Dennoch - eine solche schriftliche Fixierung scheint nicht auszureichen. Das vor gut zehn Jahren geprägte Schlagwort Jacques Delors, "Europa eine Seele geben zu müssen", ist weiterhin Anlass für zahlreiche Veranstaltungen, die sich mit den europäischen Werten und der europäischen Identität beschäftigen.

Diese Unsicherheit in Bezug auf die Werte findet sich aber nicht nur im rechtlichen Bereich. Auch im Buch des Politologen Huntington "Streit um Werte" beschreibt kein einziger Beitrag, um welche Werte "gestritten" wird. Die Annäherungen klingen - zumindest Europa betreffend - vage und zaghaft: Werte werden ausschließlich kulturell verankert, wobei die Kultur (nach Huntington) "rein subjektiv als die Gesamtheit der Werte, Einstellungen, Glaubensüberzeugungen, Orientierungen und Grundvoraussetzungen, die Menschen einer Gesellschaft prägen", verstanden wird.

Über europäische Werte wird demnach viel geschrieben und gesprochen, sie werden aber selten definiert!

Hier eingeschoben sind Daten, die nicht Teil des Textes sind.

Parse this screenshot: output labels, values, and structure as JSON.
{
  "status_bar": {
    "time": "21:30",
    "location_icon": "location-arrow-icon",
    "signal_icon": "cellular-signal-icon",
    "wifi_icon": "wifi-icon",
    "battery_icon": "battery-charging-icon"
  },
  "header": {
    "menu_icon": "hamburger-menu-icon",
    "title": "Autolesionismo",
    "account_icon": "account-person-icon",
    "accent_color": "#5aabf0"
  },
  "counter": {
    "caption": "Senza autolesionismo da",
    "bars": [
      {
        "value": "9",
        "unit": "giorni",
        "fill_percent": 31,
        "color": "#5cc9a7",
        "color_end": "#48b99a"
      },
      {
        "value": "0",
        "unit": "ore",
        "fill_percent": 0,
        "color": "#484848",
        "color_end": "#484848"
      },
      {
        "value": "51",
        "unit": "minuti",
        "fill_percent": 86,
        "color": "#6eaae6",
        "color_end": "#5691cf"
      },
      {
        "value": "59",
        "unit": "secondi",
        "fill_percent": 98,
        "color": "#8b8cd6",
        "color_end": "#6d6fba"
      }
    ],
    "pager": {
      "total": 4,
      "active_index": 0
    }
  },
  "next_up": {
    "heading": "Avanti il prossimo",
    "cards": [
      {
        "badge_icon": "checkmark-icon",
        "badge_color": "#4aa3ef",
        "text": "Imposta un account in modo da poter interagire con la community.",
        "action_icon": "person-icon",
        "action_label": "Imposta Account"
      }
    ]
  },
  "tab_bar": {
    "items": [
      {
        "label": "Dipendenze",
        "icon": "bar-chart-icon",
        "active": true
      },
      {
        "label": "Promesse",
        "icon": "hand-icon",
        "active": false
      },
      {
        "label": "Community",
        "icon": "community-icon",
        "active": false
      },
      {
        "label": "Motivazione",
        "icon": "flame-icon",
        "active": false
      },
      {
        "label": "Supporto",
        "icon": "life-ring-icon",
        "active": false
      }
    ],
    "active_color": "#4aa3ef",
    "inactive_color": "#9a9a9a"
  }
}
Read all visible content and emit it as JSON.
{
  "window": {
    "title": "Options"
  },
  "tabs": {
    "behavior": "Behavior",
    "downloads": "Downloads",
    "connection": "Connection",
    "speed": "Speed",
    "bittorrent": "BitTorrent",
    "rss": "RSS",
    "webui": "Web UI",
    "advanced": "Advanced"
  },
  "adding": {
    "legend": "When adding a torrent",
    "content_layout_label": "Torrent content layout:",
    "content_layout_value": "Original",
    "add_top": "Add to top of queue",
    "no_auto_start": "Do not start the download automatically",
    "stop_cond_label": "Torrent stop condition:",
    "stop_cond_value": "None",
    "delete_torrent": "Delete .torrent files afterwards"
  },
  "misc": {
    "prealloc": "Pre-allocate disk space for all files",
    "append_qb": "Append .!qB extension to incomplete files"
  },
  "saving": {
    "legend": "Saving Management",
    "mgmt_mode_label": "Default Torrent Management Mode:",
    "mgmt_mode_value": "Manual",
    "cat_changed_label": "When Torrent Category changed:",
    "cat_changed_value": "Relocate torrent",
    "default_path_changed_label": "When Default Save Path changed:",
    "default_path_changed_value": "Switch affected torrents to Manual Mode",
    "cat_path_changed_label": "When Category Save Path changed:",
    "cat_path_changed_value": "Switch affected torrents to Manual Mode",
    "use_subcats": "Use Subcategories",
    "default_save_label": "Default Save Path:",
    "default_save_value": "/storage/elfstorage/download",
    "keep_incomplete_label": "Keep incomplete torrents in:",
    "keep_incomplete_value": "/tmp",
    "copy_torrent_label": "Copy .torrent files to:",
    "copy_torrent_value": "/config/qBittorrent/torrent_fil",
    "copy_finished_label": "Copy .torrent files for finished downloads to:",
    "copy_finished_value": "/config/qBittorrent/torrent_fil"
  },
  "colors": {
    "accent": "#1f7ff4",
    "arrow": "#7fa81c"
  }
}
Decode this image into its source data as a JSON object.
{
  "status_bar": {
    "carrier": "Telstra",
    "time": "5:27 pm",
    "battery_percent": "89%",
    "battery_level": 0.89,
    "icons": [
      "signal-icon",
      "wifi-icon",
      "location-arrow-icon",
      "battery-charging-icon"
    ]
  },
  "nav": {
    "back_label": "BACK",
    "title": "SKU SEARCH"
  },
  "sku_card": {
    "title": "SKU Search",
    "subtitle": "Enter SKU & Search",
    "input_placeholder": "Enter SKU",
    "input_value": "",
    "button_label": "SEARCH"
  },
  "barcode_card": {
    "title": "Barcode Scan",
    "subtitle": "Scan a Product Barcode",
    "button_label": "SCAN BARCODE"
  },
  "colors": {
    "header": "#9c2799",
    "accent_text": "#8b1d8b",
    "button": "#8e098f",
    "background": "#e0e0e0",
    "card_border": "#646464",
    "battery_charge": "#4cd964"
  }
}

Europa - Jahrtausende älter als die EU

Das Wort "Europa" entstammt der griechischen Mythologie: Europa war die Tochter des Phönizierkönigs Agenor. Als sie mit ihren Freundinnen am Strand spielte, näherte sich ihr Zeus in Gestalt eines schönen Stieres und entführte sie über das Meer nach Kreta. Soweit die Sage.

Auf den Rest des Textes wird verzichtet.